Text Encoding Issues When Working with Multiple Scripts

There are many languages that are written in more than one script. Texts look completely different in two scripts but sound and mean the exact same thing. There are two approaches to achieving the production of the same text in multiple scripts. One approach is to simply convert from one script to another. But what if we have more than two scripts involved, could we convert to a common interlingua type encoding from which text in any of the other scripts could be generated easily? We will examine both approaches and their relative problems and merits.

Direct Conversion

The simplest approach to consider is that of mapping between two different scripts. A program reads text in one script and generates the identical text in another script. Given that most orthographies are based on the phonemes of a language, one can simply convert the source orthography into the phonemes and then express those in the target script.

The problem here is that most orthographies, especially those that have existed across any kind of language shift, are not all that pure. Some orthographies are over-differentiated; they have two ways of spelling the same thing. This is not difficult to ‘read’ but is hard when it comes to generating text in that script. Some orthographies are under-differentiated; one can only understand what the text says in context. Which phonemes do these characters result in? An orthography may start out being relatively pure, with little under- or over-differentiation. But as languages shift (phonemes split or combine, tonal systems change), often their orthographies do not and the result is that the orthography loses its purity and becomes more complex.

Add into this mix loanwords from foreign languages. They can introduce unexpected phonemes or phonemic sequences that are not in the main language. Again, how an orthography handles these may add complexity to the orthography.

The result is that while it is possible to convert a lot of text in a language directly between two orthographies, there is almost always a residue of words that do not fit the pattern or that need to be handled directly because they are ambiguous in one or both of the scripts.

Common Encoding

We’ve looked at direct conversion between two scripts. But what if we could come up with a pure script, a common encoding that represents the language, and then convert from that? Could that give us a simple transformation that always works?

One of the difficulties with this approach is that the common encoding needs to hold all the over-differentiation that occurs in all the scripts the text may be output in. For Latin script, for example, it must store case for proper nouns.

The result is, in effect, yet another orthography for the language that may not be in a convenient script for a typist. Someone typing the language in Lao script has to be concerned with case, even though there is no concept of case in Lao script. How is this extra information, then, presented in Lao script? A Latin script typist has to handle the different kinds of word breaks that Lao script has, with no space between words but spaces between phrases. The Lao script user has to think about commas and periods. The Latin script user may not have as expressive a way of presenting tone as does the Lao script, and so the complexities go on.

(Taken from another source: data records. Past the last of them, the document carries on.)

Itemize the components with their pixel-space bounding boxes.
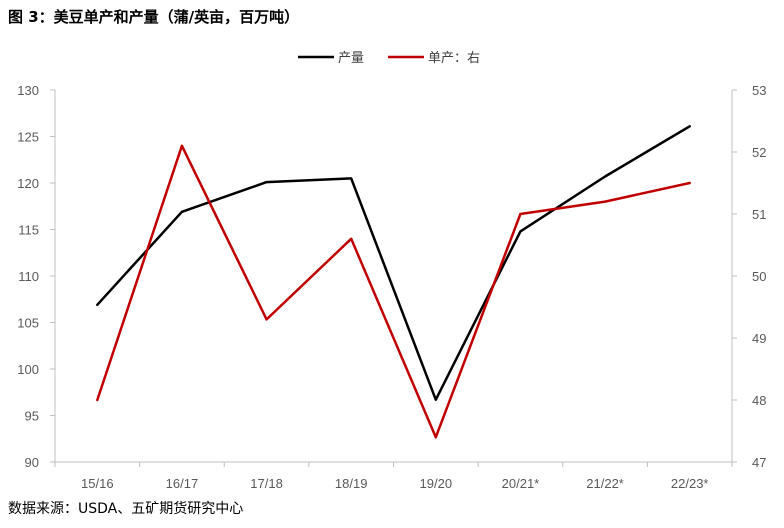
left-tick-label: 110: [18, 269, 39, 284]
x-tick-label: 15/16: [81, 476, 114, 491]
right-tick-label: 53: [752, 83, 766, 98]
axes: 90 95 100 105 110 115 120 125 130 47 48 49 50 51 52 53 1…: [17, 83, 766, 491]
right-tick-label: 51: [752, 207, 766, 222]
x-tick-label: 22/23*: [671, 476, 709, 491]
left-tick-label: 105: [17, 316, 39, 331]
series-line-yield: [96, 144, 691, 439]
left-tick-label: 100: [17, 362, 39, 377]
right-tick-label: 49: [752, 331, 766, 346]
right-tick-label: 47: [752, 455, 766, 470]
x-tick-label: 16/17: [166, 476, 199, 491]
left-tick-label: 95: [25, 409, 39, 424]
series-line-production: [96, 125, 691, 401]
left-tick-label: 130: [17, 83, 39, 98]
legend: 产量 单产：右: [298, 51, 480, 66]
left-tick-label: 125: [17, 130, 39, 145]
legend-label: 单产：右: [428, 51, 480, 66]
x-tick-label: 21/22*: [586, 476, 624, 491]
x-tick-label: 17/18: [250, 476, 283, 491]
right-tick-label: 48: [752, 393, 766, 408]
left-tick-label: 90: [25, 455, 39, 470]
x-tick-label: 19/20: [420, 476, 453, 491]
right-tick-label: 52: [752, 145, 766, 160]
left-tick-label: 115: [18, 223, 39, 238]
right-tick-label: 50: [752, 269, 766, 284]
series-lines: [96, 125, 691, 439]
legend-label: 产量: [338, 51, 364, 66]
left-tick-label: 120: [17, 176, 39, 191]
x-tick-label: 20/21*: [502, 476, 540, 491]
data-source-note: 数据来源：USDA、五矿期货研究中心: [8, 501, 244, 517]
x-tick-label: 18/19: [335, 476, 368, 491]
chart-title: 图 3：美豆单产和产量（蒲/英亩，百万吨）: [8, 8, 300, 26]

The common encoding becomes something that only a few experts can use and even then may need changing in response to other scripts in which the language may need to be rendered.

Having worked with various cross-script conversion projects, we see value in a common encoding, but in practice its value is only as a transition between two orthographies as a way of reducing the number of conversion descriptions needed. The encoding itself is an implementation detail and not something any reader or writer of the language should ever have to deal with.

As such, therefore, it would be inappropriate to publish such a common encoding as part of a standard. This is on top of the core principle of Unicode that it is a character encoding and not an encoding of morphophonemics.

Solution

The ideal situation is that a user can type their language in the script of their choice, select the text and then convert it to another script, complete with appropriate font and style changes. There are a number of steps that need to happen for this to be available.

The conversion converts from one script directly to another. This may be a two step process, from the source script to an intermediate encoding and then out to the target script, or it can be direct. Different languages and script collections have different needs and solutions. How that direct conversion occurs is an implementation detail.

Different applications may support conversion in different ways. There is plenty of opportunity to see growth in this area. SIL Converters is one such solution which, while not directed at multi-script conversion directly, can be used for it.